I believe mom was encouraged to read by her parents. My grandmother received, probably, 6-8 different magazines every month and read each one of them. She read the newspaper, all of it, ads and everything. I don't remember my grandfather having books around, but he was a numismatist, an antique's dealer and a philatelist, and I remember magazines devoted to those hobbies lying around. My grandfather's parents had a few books in their home.

Reading was encouraged in all of us kids. My brothers don't read as my sister and I do. My ex-husband came from a family of readers so it would be natural to hand down the love of reading and the love of books to Carole. She's a couple days ahead of me on this challenge and her answer to this theme was her father's Hardy Boys books.

As I aged, the public library became a more wondrous place.

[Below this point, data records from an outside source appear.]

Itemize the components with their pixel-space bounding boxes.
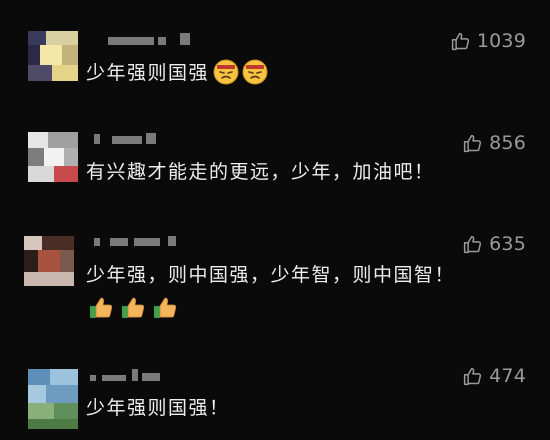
thumbs-up-outline-icon — [462, 234, 489, 255]
thumbs-up-outline-icon — [462, 133, 489, 154]
thumbs-up-emoji — [152, 295, 178, 321]
comment-text-content: 少年强则国强！ — [86, 397, 230, 419]
thumbs-up-emoji — [120, 295, 146, 321]
thumbs-up-outline-icon — [462, 366, 489, 387]
thumbs-up-outline-icon — [450, 31, 477, 52]
avatar[interactable] — [28, 132, 78, 182]
like-button[interactable]: 474 — [462, 363, 526, 389]
like-count: 635 — [489, 233, 526, 255]
comment-text-content: 少年强，则中国强，少年智，则中国智！ — [86, 264, 456, 286]
comment-text: 有兴趣才能走的更远，少年，加油吧！ — [86, 159, 435, 185]
comment-text-content: 少年强则国强 — [86, 62, 210, 84]
like-count: 856 — [489, 132, 526, 154]
like-button[interactable]: 856 — [462, 130, 526, 156]
username-masked[interactable] — [88, 130, 198, 150]
like-count: 474 — [489, 365, 526, 387]
comments-list: 1039 少年强则国强 856 有兴趣才能走的更远，少年，加油吧！ 635 少年… — [0, 0, 550, 440]
comment-text-content: 有兴趣才能走的更远，少年，加油吧！ — [86, 161, 435, 183]
avatar[interactable] — [28, 31, 78, 81]
comment-text: 少年强则国强！ — [86, 395, 230, 421]
emoji-row — [88, 295, 178, 321]
username-masked[interactable] — [88, 232, 198, 252]
username-masked[interactable] — [88, 367, 198, 387]
like-button[interactable]: 1039 — [450, 28, 526, 54]
thumbs-up-emoji — [88, 295, 114, 321]
username-masked[interactable] — [88, 31, 198, 51]
comment-text: 少年强，则中国强，少年智，则中国智！ — [86, 262, 455, 288]
like-button[interactable]: 635 — [462, 231, 526, 257]
cursing-face-emoji — [242, 59, 268, 85]
cursing-face-emoji — [213, 59, 239, 85]
avatar[interactable] — [28, 369, 78, 429]
avatar[interactable] — [24, 236, 74, 286]
comment-text: 少年强则国强 — [86, 59, 268, 86]
like-count: 1039 — [476, 30, 526, 52]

Girl Scouts was in the basement of this building, the town hall. The library was just beyond the town clerk and the mayor's office. I can smell the smell that greeted you when you scampered up the stairs, across the lobby to the large wooden doors that said "Public Library" on them. The librarians were two ladies everyone knew and they made it their business to recommend books.

I think, the summer between 3rd and 4th grade is when I made the transition to non-illustrated chapter books. We went to the library and the librarian suggested I start reading Nancy Drew. She said the beauty of these books was that there were more of them in this series, meaning Nancy and her friends, these characters I could get to know, would have more adventures. Well, okay, I'll give it a try.

I don't know if I read The Secret of the Old Clock first. That is the first one in the series. I do know that once I started reading these, I was hooked.

At the time I was reading them, new books were showing up in the library every 6-10 weeks. I wasn't the only 4th grader reading Nancy Drew and 3 of us would, before Girl Scouts, go to the library to see if a new book was in. We had read all the others so a new one was a treasure. But, we did have arguments over who had checked out the last new book so whose "turn" it was to check the newest book out first.

That's when the librarian stepped in and said she would start a list. She would keep tabs on who checked out the book first and rotate it between the three of us. It was a good system. If one of us came in and found the newest book on the shelf but it wasn't our "turn" to check it out, she would call and find out if we were going to come in soon or could she let someone else check it out. I think this lasted a year before we moved on to other books.

In the back of my mind, there is the idea that there was a series I read before Nancy Drew, but Nancy Drew is the chapter book I remember most clearly.